In 1963, then, it seemed entirely reasonable that a quantum theory of optical processes - light-fields, their propagation, and their interactions with sources and detectors - should appear under the title : On the quantum theory of optical coherence. In essence what R. J. Glauber did in two epic papers published in March and September of 1963 was to show that if you replaced the variables in the coherence theory by suitable operators, then the various coherence functions could be associated with quantum operators and their eigenvalues and eigenfunctions.
When you do that, something very remarkable emerges from the theory.
Usually in quantum mechanics we work with operators which have real eigenvalues, and we say that the real eigenvalues constitute a catalogue of the results you could get in measurements of the corresponding variables, and then there are rules for calculating the relative probabilities of these various possible results.

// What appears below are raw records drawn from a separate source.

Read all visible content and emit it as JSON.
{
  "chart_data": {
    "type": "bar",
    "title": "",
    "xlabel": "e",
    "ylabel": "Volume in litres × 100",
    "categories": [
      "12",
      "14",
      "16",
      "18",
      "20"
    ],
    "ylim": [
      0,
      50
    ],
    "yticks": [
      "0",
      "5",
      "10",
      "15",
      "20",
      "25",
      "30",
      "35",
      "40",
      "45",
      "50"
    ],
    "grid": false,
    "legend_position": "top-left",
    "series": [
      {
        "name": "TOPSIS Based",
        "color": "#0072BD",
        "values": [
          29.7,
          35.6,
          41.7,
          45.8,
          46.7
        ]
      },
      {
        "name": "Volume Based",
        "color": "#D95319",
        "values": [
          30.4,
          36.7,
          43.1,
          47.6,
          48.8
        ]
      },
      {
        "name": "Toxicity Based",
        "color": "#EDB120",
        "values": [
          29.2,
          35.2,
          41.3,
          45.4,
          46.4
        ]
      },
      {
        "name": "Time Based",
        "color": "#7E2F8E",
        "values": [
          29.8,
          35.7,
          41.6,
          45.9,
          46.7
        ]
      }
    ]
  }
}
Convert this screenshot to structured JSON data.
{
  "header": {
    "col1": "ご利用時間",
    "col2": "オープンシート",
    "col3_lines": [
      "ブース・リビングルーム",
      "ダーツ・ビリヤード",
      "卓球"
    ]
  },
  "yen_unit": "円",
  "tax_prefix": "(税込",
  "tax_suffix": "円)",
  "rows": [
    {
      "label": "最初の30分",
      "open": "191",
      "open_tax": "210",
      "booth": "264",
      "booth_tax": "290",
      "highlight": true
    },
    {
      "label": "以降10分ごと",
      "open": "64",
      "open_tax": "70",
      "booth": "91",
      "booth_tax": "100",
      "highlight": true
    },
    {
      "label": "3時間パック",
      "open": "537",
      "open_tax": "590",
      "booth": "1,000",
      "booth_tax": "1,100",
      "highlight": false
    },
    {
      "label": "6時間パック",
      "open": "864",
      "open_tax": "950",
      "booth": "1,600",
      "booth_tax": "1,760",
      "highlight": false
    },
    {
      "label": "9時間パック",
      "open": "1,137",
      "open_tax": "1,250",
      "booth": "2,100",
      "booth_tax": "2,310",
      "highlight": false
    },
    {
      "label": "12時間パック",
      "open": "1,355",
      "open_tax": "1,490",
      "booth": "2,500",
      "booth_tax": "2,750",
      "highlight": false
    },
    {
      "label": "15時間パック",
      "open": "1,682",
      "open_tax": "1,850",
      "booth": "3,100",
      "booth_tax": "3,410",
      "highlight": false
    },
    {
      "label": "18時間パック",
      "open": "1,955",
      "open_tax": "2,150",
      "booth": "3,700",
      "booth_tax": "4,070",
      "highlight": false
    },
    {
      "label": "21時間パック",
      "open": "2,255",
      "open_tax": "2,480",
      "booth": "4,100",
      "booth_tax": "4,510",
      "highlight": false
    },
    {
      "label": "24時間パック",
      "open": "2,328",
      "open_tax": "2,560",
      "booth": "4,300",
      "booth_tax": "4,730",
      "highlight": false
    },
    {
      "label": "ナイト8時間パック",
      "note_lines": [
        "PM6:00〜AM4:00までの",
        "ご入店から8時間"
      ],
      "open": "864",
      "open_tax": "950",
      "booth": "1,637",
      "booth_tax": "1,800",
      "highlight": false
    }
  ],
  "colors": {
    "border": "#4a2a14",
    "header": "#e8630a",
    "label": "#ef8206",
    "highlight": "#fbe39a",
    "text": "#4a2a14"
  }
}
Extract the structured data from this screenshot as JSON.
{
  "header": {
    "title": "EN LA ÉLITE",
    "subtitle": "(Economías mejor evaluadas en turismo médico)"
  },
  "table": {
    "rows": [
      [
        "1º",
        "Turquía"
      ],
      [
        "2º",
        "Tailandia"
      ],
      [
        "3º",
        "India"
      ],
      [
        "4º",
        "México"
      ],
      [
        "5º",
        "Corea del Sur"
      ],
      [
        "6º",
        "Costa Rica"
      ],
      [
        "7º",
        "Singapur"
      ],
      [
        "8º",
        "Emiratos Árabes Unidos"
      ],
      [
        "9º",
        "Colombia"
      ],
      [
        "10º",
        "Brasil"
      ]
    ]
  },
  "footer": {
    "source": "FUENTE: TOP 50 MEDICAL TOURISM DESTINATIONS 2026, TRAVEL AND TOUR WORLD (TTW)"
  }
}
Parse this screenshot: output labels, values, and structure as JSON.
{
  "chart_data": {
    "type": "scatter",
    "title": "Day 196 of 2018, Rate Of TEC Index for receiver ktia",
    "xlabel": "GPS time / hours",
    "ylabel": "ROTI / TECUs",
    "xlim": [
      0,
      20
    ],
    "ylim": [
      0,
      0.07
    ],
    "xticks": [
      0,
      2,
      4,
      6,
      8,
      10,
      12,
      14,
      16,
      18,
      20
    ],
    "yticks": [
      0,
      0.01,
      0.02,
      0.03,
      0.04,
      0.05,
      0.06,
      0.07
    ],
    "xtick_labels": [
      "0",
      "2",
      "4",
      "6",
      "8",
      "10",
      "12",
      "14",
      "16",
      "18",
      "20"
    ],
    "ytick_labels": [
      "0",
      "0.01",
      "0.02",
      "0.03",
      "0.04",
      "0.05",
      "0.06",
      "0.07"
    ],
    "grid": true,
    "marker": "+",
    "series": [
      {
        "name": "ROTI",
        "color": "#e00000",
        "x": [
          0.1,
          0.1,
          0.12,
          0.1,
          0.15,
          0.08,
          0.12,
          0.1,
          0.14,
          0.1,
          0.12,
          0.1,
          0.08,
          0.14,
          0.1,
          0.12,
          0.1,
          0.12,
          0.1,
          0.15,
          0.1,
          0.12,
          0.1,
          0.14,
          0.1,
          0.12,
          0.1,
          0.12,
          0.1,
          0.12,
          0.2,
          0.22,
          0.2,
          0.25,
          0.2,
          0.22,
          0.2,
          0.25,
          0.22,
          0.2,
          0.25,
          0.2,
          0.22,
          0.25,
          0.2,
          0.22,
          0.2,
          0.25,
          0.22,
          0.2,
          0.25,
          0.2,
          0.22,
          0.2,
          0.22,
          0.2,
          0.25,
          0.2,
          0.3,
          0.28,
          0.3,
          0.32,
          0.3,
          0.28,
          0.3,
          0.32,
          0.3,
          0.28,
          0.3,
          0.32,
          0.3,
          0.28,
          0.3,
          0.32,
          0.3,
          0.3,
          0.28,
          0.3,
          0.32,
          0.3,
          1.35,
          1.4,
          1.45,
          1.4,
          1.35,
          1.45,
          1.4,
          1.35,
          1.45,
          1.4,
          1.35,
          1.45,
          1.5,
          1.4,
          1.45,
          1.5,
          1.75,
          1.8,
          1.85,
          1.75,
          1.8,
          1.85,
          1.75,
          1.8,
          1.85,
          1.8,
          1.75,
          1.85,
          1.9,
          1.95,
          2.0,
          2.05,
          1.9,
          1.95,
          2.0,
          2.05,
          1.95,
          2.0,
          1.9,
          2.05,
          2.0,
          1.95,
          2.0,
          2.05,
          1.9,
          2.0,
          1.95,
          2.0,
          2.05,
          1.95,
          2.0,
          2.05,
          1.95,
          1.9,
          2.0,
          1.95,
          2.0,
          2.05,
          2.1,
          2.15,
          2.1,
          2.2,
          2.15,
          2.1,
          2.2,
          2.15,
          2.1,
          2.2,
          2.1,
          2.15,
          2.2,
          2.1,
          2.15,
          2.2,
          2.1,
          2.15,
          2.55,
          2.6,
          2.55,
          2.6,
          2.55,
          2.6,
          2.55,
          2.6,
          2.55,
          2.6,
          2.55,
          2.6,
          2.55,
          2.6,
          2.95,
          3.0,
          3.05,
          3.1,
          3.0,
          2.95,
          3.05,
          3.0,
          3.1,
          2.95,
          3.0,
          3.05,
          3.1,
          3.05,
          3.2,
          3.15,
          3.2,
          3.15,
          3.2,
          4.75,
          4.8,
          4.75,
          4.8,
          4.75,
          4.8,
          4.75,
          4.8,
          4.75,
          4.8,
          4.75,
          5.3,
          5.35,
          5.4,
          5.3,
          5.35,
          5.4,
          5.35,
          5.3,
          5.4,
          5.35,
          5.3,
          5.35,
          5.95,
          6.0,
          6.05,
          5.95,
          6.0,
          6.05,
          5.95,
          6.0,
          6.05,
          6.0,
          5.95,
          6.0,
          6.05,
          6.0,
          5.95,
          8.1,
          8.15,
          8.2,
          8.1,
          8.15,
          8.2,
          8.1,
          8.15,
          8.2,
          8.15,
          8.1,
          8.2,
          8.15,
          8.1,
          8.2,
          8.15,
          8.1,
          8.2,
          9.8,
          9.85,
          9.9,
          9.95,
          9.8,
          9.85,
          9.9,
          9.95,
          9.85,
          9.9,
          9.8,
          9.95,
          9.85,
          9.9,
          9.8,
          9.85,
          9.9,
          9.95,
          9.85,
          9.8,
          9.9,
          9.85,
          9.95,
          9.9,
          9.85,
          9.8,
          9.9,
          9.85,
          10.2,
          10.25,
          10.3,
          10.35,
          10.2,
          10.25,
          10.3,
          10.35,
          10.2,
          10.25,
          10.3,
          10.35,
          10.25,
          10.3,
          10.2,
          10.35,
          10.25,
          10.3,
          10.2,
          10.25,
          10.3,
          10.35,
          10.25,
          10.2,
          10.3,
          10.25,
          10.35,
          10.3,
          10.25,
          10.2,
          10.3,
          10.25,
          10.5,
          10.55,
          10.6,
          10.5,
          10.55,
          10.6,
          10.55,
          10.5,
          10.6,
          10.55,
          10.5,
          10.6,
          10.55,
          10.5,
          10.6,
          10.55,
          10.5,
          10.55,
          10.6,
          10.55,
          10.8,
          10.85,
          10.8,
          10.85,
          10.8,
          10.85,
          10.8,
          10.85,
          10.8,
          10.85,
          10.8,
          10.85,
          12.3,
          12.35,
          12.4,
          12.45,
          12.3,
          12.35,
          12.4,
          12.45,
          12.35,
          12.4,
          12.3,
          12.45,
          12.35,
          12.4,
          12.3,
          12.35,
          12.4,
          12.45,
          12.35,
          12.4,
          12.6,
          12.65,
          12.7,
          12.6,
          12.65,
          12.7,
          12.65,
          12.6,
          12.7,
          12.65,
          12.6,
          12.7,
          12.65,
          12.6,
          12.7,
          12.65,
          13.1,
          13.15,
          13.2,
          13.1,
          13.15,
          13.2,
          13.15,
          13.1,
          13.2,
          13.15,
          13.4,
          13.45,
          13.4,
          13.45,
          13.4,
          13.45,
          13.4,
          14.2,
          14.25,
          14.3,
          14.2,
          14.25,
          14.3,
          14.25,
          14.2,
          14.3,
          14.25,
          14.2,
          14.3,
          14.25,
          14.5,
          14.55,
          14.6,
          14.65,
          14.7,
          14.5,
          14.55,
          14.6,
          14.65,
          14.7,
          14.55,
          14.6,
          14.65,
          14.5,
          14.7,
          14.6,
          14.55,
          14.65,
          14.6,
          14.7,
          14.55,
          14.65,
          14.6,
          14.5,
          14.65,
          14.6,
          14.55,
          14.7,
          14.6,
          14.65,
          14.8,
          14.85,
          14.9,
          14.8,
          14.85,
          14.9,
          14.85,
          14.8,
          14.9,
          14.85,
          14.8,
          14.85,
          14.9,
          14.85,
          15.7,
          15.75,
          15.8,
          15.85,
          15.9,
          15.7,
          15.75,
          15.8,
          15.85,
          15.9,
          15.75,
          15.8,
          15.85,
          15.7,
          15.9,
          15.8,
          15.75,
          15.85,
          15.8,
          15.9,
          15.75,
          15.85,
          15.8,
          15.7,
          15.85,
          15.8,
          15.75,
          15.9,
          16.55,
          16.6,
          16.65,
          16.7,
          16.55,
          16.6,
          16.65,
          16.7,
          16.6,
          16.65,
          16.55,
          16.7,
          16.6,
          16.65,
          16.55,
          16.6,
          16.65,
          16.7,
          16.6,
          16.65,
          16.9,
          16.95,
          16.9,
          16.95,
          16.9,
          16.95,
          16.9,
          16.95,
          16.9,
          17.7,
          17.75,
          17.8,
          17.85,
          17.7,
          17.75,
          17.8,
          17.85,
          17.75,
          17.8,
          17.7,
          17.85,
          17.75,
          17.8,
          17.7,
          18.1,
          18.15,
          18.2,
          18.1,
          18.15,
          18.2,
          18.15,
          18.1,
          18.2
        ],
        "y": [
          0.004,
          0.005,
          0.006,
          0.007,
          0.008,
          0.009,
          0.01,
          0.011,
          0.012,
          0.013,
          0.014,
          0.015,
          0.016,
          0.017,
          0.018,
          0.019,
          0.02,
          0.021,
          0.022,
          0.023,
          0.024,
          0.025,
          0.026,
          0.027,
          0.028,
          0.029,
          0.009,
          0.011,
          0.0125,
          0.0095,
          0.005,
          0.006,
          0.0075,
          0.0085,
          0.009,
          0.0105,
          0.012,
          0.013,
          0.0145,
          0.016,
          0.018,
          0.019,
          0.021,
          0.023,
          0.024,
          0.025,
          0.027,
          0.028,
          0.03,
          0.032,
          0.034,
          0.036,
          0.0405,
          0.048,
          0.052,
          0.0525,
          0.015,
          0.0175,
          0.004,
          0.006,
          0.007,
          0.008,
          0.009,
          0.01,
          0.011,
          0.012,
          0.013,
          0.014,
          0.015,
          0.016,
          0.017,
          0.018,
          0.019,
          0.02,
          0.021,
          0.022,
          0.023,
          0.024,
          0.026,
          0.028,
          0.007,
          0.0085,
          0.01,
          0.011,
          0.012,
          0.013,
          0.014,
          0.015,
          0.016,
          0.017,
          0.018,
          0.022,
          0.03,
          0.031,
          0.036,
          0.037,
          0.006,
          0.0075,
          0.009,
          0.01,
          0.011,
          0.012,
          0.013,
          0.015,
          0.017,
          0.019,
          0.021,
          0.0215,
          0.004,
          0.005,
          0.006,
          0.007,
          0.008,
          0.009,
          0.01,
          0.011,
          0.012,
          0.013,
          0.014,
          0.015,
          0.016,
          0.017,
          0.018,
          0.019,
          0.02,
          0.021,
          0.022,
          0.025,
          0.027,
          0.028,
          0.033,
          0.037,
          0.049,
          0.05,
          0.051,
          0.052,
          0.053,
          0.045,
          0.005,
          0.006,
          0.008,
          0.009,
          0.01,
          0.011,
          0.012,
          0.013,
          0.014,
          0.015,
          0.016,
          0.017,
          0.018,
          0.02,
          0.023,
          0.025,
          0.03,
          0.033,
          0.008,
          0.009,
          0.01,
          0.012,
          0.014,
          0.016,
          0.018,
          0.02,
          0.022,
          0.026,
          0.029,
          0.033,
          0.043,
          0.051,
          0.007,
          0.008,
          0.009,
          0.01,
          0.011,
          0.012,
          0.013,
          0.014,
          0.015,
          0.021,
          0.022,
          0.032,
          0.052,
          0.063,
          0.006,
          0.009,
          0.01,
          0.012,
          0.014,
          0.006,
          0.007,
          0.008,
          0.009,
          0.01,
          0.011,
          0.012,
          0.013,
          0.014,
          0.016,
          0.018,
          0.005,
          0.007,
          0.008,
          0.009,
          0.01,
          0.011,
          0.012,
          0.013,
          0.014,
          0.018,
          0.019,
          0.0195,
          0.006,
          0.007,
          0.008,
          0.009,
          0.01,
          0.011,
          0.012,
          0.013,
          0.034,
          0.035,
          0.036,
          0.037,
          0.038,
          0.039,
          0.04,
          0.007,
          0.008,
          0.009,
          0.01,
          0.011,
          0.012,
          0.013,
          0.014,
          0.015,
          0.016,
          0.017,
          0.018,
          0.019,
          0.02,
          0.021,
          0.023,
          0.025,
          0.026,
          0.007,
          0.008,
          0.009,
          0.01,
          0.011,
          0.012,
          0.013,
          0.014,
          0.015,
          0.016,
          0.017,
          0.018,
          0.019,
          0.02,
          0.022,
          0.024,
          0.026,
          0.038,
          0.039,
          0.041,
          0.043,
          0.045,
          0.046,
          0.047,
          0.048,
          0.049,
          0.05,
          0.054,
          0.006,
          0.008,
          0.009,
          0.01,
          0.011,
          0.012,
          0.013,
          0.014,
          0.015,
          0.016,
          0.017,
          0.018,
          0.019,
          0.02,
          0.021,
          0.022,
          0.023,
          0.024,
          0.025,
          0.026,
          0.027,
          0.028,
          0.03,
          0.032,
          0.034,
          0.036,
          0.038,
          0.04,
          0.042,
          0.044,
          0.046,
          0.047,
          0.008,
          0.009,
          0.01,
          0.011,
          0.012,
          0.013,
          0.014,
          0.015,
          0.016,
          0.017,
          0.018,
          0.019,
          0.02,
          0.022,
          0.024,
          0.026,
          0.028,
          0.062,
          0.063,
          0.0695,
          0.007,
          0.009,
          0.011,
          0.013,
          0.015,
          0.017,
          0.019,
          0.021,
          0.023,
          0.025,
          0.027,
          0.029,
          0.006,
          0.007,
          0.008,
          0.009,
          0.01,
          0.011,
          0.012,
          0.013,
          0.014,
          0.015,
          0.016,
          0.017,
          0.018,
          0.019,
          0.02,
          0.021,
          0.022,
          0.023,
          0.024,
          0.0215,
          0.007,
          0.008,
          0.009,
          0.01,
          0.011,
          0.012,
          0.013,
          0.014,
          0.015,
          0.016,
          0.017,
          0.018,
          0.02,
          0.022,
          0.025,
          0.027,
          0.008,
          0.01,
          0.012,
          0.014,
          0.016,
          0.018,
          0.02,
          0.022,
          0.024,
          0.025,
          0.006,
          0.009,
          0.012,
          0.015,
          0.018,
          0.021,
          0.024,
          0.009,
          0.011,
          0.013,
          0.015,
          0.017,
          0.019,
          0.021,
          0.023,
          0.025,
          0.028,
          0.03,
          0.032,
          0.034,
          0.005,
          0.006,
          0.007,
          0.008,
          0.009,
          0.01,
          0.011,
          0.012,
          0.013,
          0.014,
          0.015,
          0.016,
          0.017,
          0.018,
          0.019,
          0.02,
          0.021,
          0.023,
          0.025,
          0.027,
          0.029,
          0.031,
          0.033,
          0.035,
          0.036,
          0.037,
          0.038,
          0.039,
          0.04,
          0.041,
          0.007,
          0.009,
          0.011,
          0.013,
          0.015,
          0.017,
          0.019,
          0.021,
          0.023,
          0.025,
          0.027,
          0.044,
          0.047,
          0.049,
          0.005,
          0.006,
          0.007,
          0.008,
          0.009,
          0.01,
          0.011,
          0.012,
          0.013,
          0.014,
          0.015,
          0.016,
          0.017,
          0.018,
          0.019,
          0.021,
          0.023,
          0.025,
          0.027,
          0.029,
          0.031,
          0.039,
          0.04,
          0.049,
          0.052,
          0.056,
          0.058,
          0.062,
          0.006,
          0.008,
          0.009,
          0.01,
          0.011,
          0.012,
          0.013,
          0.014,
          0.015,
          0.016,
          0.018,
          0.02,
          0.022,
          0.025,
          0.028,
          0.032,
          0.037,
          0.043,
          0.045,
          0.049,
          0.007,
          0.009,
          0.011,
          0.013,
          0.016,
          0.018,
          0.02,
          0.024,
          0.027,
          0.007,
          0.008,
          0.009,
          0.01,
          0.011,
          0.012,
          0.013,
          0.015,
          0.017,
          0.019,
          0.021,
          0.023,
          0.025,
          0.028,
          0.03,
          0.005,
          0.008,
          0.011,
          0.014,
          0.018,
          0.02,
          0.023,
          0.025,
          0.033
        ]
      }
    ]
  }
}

Now, in quantum optics the electric field in a light-beam is represented by two sets of operators. One of these sets is associated with the possibility of the radiation field's increasing its intensity by hw or nhw, as the result of the emission of radiation by the source. The other set of terms is associated with the possibility of the absorption of energy from the light-beam by a detector. The eigenvalues of this set of terms turn out not to be real numbers; they include complex functions of position and time which describe travelling waves such as satisfy Maxwell's equations. So, the complete quantum theory of optical fields contains among the eigenvalues of the electric field operator all the classical waves that describe the phenomena of optics. These waves are not approximations to some subtler truth : they are precise, valid solutions of correctly formulated problems in quantum optics.